1. An early summary of some of our findings was published in the medical literature (Leigh et al. 1997). We received numerous ideas for improvements. As a result, the numbers in the book do not precisely coincide with those in the 1997 study. We prefer our estimates here. These cost estimates are within 10 percent of those from the 1997 summary study. The counts of illnesses and injuries are within 1 percent of those from the 1997 summary paper. The greatest differences between the summary study and this one include these: The summary study included property damage ($9 billion), police and fire protection ($1 billion), and costs to innocent bystanders ($3 billion). None of these are included here.

2. The National Institute for Occupational Safety and Health (NIOSH) receives one of the lowest levels of funding for the nearly 20 National Institutes of Health and related agencies in the Centers for Disease Control. NIOSH research awards sum to roughly one-half of 1 percent of the National Cancer Institute (NCI), less than 1 percent of the National Institute on Aging (NIA), and roughly 7 percent of the National Institute on Dental Research (U.S. Department of Health and Human Services 1992). (There is some overlap between NCI and NIOSH spending. For example, some portion of any NCI spending on bladder cancer would likely have some benefit to a person who developed bladder cancer as a result of job-related exposures. But, in general, the overlap for NCI or NIA or any other institutions is not likely to be large. Among specialists within these fields, few focus on occupational factors. Moreover, if occupation is the focus of a grant proposal to the NIH, reviewers will generally send that grant to NIOSH, regardless of the specific disease being investigated.

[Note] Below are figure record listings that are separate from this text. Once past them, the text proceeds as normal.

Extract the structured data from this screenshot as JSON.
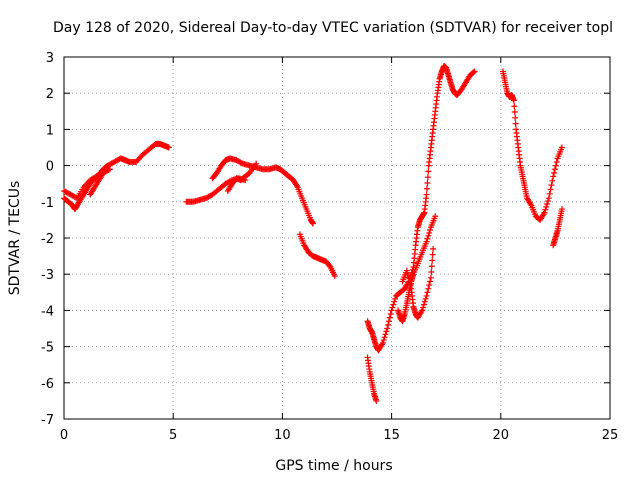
{
  "chart_data": {
    "type": "scatter",
    "title": "Day 128 of 2020, Sidereal Day-to-day VTEC variation (SDTVAR) for receiver topl",
    "xlabel": "GPS time / hours",
    "ylabel": "SDTVAR / TECUs",
    "xlim": [
      0,
      25
    ],
    "ylim": [
      -7,
      3
    ],
    "xticks": [
      0,
      5,
      10,
      15,
      20,
      25
    ],
    "yticks": [
      -7,
      -6,
      -5,
      -4,
      -3,
      -2,
      -1,
      0,
      1,
      2,
      3
    ],
    "grid": true,
    "marker": "+",
    "color": "#ff0000",
    "series": [
      {
        "name": "trace-1",
        "x": [
          0.0,
          0.2,
          0.4,
          0.5,
          0.6,
          0.8,
          1.0,
          1.2,
          1.5,
          1.8,
          2.0,
          2.3,
          2.6,
          2.8,
          3.0,
          3.3,
          3.6,
          3.9,
          4.2,
          4.4,
          4.6,
          4.8
        ],
        "y": [
          -0.9,
          -1.0,
          -1.1,
          -1.2,
          -1.1,
          -0.9,
          -0.7,
          -0.5,
          -0.3,
          -0.1,
          0.0,
          0.1,
          0.2,
          0.15,
          0.1,
          0.1,
          0.3,
          0.45,
          0.6,
          0.6,
          0.55,
          0.5
        ]
      },
      {
        "name": "trace-2",
        "x": [
          0.0,
          0.3,
          0.6,
          0.9,
          1.2,
          1.5,
          1.8,
          2.1
        ],
        "y": [
          -0.7,
          -0.8,
          -0.9,
          -0.6,
          -0.4,
          -0.3,
          -0.2,
          -0.1
        ]
      },
      {
        "name": "trace-3",
        "x": [
          1.2,
          1.4,
          1.6,
          1.8
        ],
        "y": [
          -0.8,
          -0.6,
          -0.4,
          -0.2
        ]
      },
      {
        "name": "trace-4",
        "x": [
          5.6,
          5.9,
          6.2,
          6.5,
          6.8,
          7.1,
          7.4,
          7.7,
          8.0,
          8.3
        ],
        "y": [
          -1.0,
          -1.0,
          -0.95,
          -0.9,
          -0.8,
          -0.65,
          -0.5,
          -0.4,
          -0.35,
          -0.4
        ]
      },
      {
        "name": "trace-5",
        "x": [
          6.8,
          7.0,
          7.2,
          7.4,
          7.6,
          7.9,
          8.2,
          8.5,
          8.8,
          9.1,
          9.4,
          9.7,
          9.9,
          10.1,
          10.3,
          10.5,
          10.7,
          10.9,
          11.1,
          11.3,
          11.4
        ],
        "y": [
          -0.35,
          -0.2,
          0.0,
          0.15,
          0.2,
          0.15,
          0.05,
          0.0,
          -0.05,
          -0.1,
          -0.1,
          -0.05,
          -0.1,
          -0.2,
          -0.3,
          -0.4,
          -0.6,
          -0.9,
          -1.2,
          -1.5,
          -1.6
        ]
      },
      {
        "name": "trace-6",
        "x": [
          7.5,
          7.7,
          7.9,
          8.1,
          8.3,
          8.5,
          8.8
        ],
        "y": [
          -0.7,
          -0.5,
          -0.35,
          -0.4,
          -0.3,
          -0.2,
          0.05
        ]
      },
      {
        "name": "trace-7",
        "x": [
          10.8,
          11.0,
          11.2,
          11.4,
          11.6,
          11.8,
          12.0,
          12.2,
          12.4
        ],
        "y": [
          -1.9,
          -2.2,
          -2.4,
          -2.5,
          -2.55,
          -2.6,
          -2.65,
          -2.8,
          -3.05
        ]
      },
      {
        "name": "trace-8",
        "x": [
          13.9,
          14.0,
          14.1,
          14.2,
          14.3,
          14.4,
          14.6,
          14.8,
          15.0,
          15.2,
          15.4,
          15.6,
          15.8,
          16.0,
          16.1,
          16.2,
          16.3,
          16.4,
          16.5,
          16.6,
          16.7,
          16.8,
          16.9,
          17.0,
          17.1,
          17.2,
          17.3,
          17.4,
          17.5,
          17.6,
          17.7,
          17.8,
          17.9,
          18.0,
          18.2,
          18.4,
          18.6,
          18.8
        ],
        "y": [
          -4.3,
          -4.5,
          -4.6,
          -4.8,
          -5.0,
          -5.1,
          -4.9,
          -4.5,
          -4.0,
          -3.6,
          -3.5,
          -3.4,
          -3.2,
          -2.8,
          -2.2,
          -1.7,
          -1.5,
          -1.4,
          -1.3,
          -0.8,
          0.0,
          0.5,
          1.0,
          1.5,
          2.0,
          2.4,
          2.6,
          2.75,
          2.7,
          2.5,
          2.3,
          2.1,
          2.0,
          1.95,
          2.1,
          2.3,
          2.5,
          2.6
        ]
      },
      {
        "name": "trace-9",
        "x": [
          13.9,
          14.0,
          14.1,
          14.2,
          14.3
        ],
        "y": [
          -5.3,
          -5.7,
          -6.0,
          -6.3,
          -6.5
        ]
      },
      {
        "name": "trace-10",
        "x": [
          15.3,
          15.4,
          15.5,
          15.6,
          15.7,
          15.8,
          15.9,
          16.0,
          16.2,
          16.4,
          16.6,
          16.8,
          17.0
        ],
        "y": [
          -4.0,
          -4.2,
          -4.3,
          -4.1,
          -3.8,
          -3.5,
          -3.2,
          -3.0,
          -2.7,
          -2.4,
          -2.1,
          -1.7,
          -1.4
        ]
      },
      {
        "name": "trace-11",
        "x": [
          15.5,
          15.7,
          15.9,
          16.0,
          16.1,
          16.2,
          16.4,
          16.6,
          16.8,
          16.9
        ],
        "y": [
          -3.2,
          -2.9,
          -3.4,
          -3.9,
          -4.1,
          -4.2,
          -4.0,
          -3.6,
          -3.1,
          -2.3
        ]
      },
      {
        "name": "trace-12",
        "x": [
          20.1,
          20.2,
          20.3,
          20.4,
          20.5,
          20.6,
          20.7,
          20.8,
          20.9,
          21.0,
          21.1,
          21.2,
          21.4,
          21.6,
          21.8,
          22.0,
          22.2,
          22.4,
          22.6,
          22.8
        ],
        "y": [
          2.6,
          2.3,
          2.0,
          1.9,
          1.95,
          1.8,
          1.0,
          0.5,
          0.0,
          -0.3,
          -0.6,
          -0.9,
          -1.1,
          -1.4,
          -1.5,
          -1.3,
          -0.9,
          -0.3,
          0.2,
          0.5
        ]
      },
      {
        "name": "trace-13",
        "x": [
          22.4,
          22.5,
          22.6,
          22.7,
          22.8
        ],
        "y": [
          -2.2,
          -2.0,
          -1.8,
          -1.5,
          -1.2
        ]
      }
    ]
  }
}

Finally, 85 percent of our costs arise from injuries, not illnesses.) Moreover, no private charities are available to fund research on occupational injuries and illnesses. By contrast, heart disease has the American Heart Association, cancer has the American Cancer Society, AIDS has the Ryan White Institute, and arthritis has the Arthritis Institute.

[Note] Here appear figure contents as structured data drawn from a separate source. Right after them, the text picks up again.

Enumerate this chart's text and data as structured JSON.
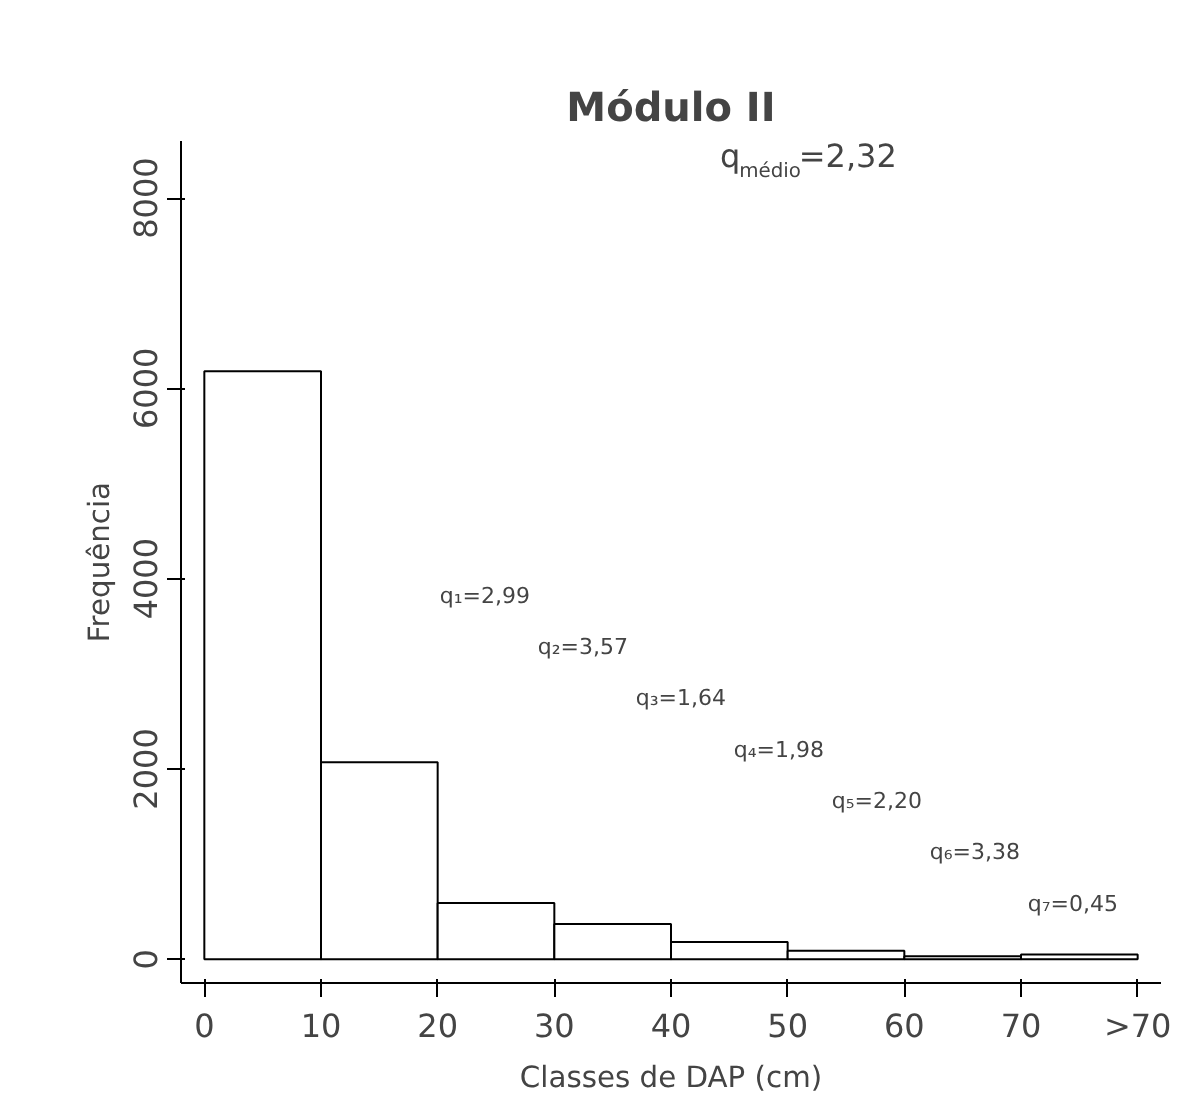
{
  "chart_data": {
    "type": "histogram",
    "title": "Módulo II",
    "xlabel": "Classes de DAP (cm)",
    "ylabel": "Frequência",
    "bins": [
      0,
      10,
      20,
      30,
      40,
      50,
      60,
      70,
      80
    ],
    "values": [
      6180,
      2070,
      590,
      370,
      180,
      90,
      30,
      50
    ],
    "color": "#ffffff",
    "xlim": [
      -2,
      82
    ],
    "ylim": [
      -250,
      8600
    ],
    "xticks": [
      0,
      10,
      20,
      30,
      40,
      50,
      60,
      70,
      {
        "value": 80,
        "label": ">70"
      }
    ],
    "yticks": [
      0,
      2000,
      4000,
      6000,
      8000
    ],
    "grid": false,
    "annotations": [
      "q$_{médio}$=2,32",
      "q₁=2,99",
      "q₂=3,57",
      "q₃=1,64",
      "q₄=1,98",
      "q₅=2,20",
      "q₆=3,38",
      "q₇=0,45"
    ]
  }
}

None of the federal government's flagship health statistics publications Advanced Data series on either injury-related data visits (Schapport 1994), or on hospitalizations (Hall and Owings 1994), or on emergency room visits (Burt 1995) include any categories for occupational injuries.

As another example of the lack of resources for occupations injuries and illnesses, it is notable that there are more fish and game inspectors in the United States than OSHA inspectors (McGarity and Shapiro 1993, 213).